In his book Walking The Bible, (published 2001 by William Morrow) Bruce Feiler writes about taking a trip, by various modes, through the lands of the Pentateuch (first five books of the Bible). These books describe Moses’ journey through , essentially, the Sinai, Jordan and Israel. Over 400 pages of Feiler going to some of the most challenging sites described in the Bible; walking, all terrain vehicles, jeeps, camel, donkey. It is definitely an interesting read, in which he also includes a lot of the contemporary political situation in the area. As much as I can remember Feiler doesn’t write about any of his personal religious beliefs. Furthermore he regularly contributes to National Public Radio’s “All Things Considered” and also writes for the New York Times, Conde Nast and Gourmet. None of which makes one think of “Christianity Today”, in other words, if he is a Christian or Jewish, he doesn’t make it apparent in 400+ pages.
There is doubt, there are questions, reservations, disagreements, but through it all he interacts with Arabs, Bedouins, Christians all of various stripes and he seems to maintain a respect even admiration for vastly different people. He seems to maintain a good level of professional objectivity (which is becoming very rare in this day and age), and let’s the facts and guidance of various people take him where it seems most reasonable to go. So yes, overall, definitely a worthwhile read.

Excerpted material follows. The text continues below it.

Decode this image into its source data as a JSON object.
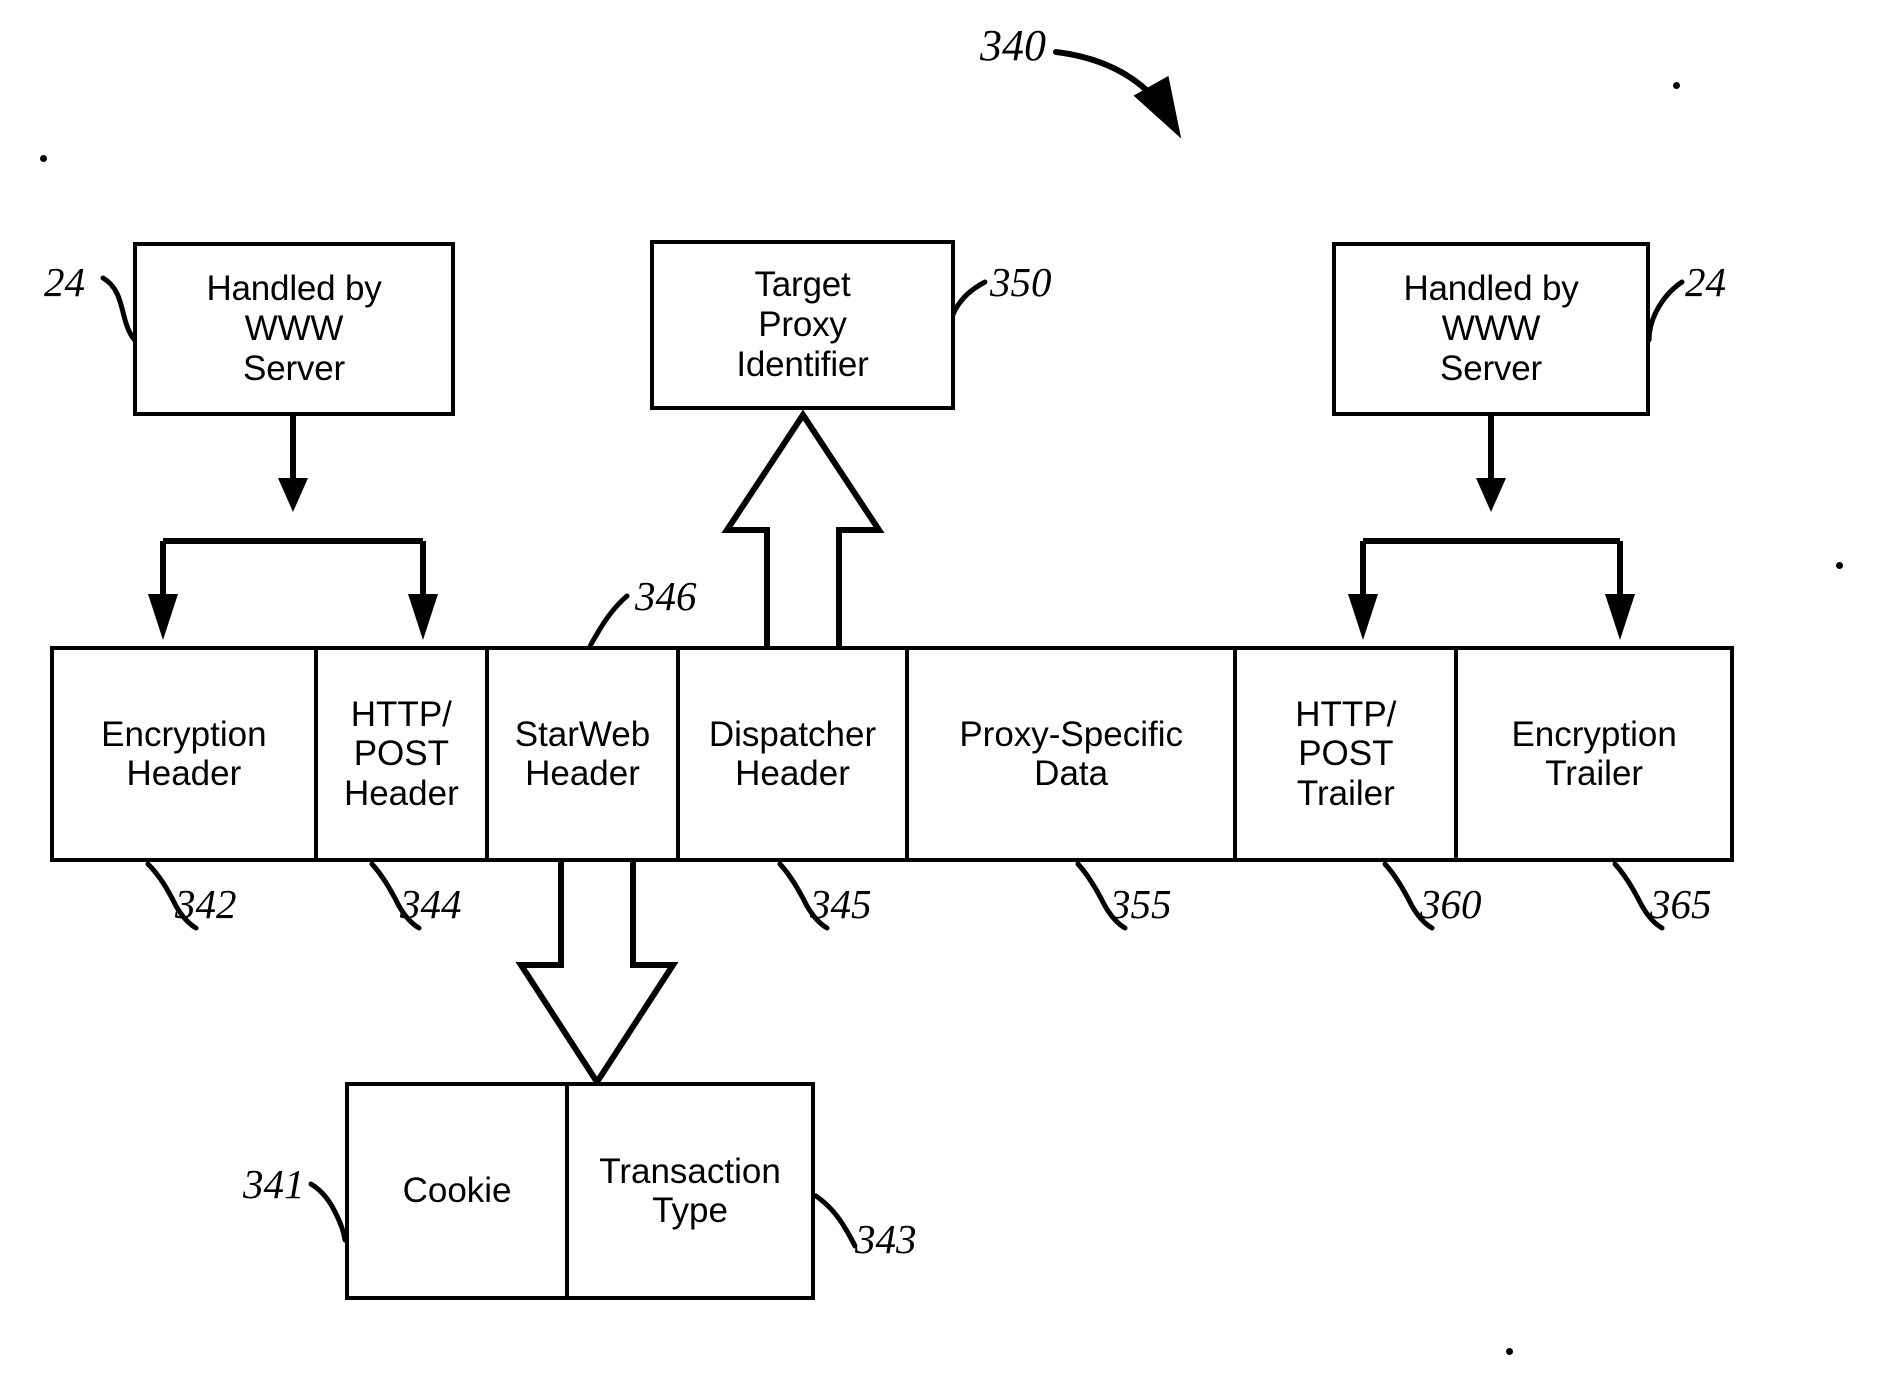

This leads me to one of his closing observations: “Put tautologically: The Bible lives because it never dies. As a rabbi friend of mine said, it’s like a fungus that can live underground for long periods then pop up and thrive whenever it appears.”
“Though my friend quickly regretted his remark, he actually made a significant point. Easily the most impressive thing I learned during my trip was that the Bible’s ability to be relevant to contemporary life was by no means guaranteed. If anything, over the last two hundred years it has undergone the most concentrated and ruthless academic scrutiny that any written book has ever faced. This scientific interrogation, from every conceivable corner – archaeology, history, physics, metaphysics, linguistics, anthropology – was designed, in many cases to undermine the Bible, to destroy its credibility. But in every case (at least the ones involving historical events, after the primeval stories of Creation), the Bible not only withstood the inquisition but came out stronger, with its integrity intact, and its nuances more on display. The doesn’t mean that the stories are true, but it does mean that they’re true to their era. The bible lives today not because it’s untouchable but precisely because it has been touched – it has been challenged – and it remains undefeated.” ( Bruce Feiler Walking The Bible pp 408-9, 2001).
The Bible, Jesus, have been the most highly scrutinized book and person in history, by far. Does kind of make you wonder why this agenda to so relentlessly and aggressively try to undermine the Bible. If, as most sceptics like to point out, the Bible is a book of fables and myths, why is there this zealous need to take it down. And then ironically, not weaken it, but strengthen the Bible’s scholarly authenticity, in addition to the fact that it is the inspired word of God. So it does stand to reason the more God’s word is scrutinized, the more it would validated, whether that was the intent of the scrutinizer or not.